In an attempt to rectify the situation the DTI's ill-fated "business angel" initiative was launched in 1995, and abandoned 10 years later after serving only to further fracture an already hopelessly fragmented entrepreneurial investment market.

It was reported that their National Business Angel Network (NBAN) did not manage to complete a single solitary deal throughout those 10 years.

The failure was due entirely to the DTI's ignorance of the key drivers for, let alone the initiation and transaction processes of, entrepreneurial investment.

But perhaps the wheel continues to turn.

In 2005, after sustained lobbying from those of us remaining in what had become a "twilight zone" investment market, amendments were introduced to FSMA 2000.

It is these amendments that will facilitate the release of several billions of pounds of risk capital from as many as 250,000 seasoned entrepreneurs into the UK's wealth creating SMEs.

Dangerous territories



In my view, this is the engine for recovery and growth to which we should look to get us through the tsunami of a recession that is now coming over the horizon.

Real risk capital invested in real wealth creating SMEs, usually reinforced by the investor bringing his market knowledge and experience to strengthen the board.

Often yet further reinforced with manufacturing, marketing, priceless connections and other resources from their existing business interests.

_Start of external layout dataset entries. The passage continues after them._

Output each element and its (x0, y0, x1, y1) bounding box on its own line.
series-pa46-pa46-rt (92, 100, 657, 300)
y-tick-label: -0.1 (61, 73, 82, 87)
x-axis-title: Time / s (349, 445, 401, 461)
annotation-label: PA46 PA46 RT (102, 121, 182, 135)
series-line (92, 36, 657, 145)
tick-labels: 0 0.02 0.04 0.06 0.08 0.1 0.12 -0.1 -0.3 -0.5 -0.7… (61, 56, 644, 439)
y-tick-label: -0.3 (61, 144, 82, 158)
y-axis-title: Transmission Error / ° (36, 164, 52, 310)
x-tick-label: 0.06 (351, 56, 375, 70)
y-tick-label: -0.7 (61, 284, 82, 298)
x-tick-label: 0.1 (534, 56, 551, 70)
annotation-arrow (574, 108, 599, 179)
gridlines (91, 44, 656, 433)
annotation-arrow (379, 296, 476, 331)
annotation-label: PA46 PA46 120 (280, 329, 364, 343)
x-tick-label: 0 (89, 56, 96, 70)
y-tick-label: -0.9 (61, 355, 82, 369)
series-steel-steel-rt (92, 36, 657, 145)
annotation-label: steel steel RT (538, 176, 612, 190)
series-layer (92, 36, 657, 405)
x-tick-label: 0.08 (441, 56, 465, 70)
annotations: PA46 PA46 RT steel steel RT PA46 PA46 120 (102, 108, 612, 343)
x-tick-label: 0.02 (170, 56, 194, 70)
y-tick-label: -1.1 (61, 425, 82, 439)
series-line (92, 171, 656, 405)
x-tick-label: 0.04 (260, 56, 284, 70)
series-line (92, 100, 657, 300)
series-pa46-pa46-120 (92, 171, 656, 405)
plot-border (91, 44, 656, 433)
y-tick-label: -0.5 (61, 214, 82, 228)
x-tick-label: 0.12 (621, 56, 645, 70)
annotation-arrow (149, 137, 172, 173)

Surely, it makes more sense for the government to turn its attention to nurturing, rebuilding and, yes, exploiting the entrepreneurial investment culture than to fiddle about with small business loan guarantees.

After all these are guarantees using taxpayers money which, in turn, is money borrowed by the government and for which the taxpayer is liable, to support lending into a high risk stratum where even the banks fear to tread.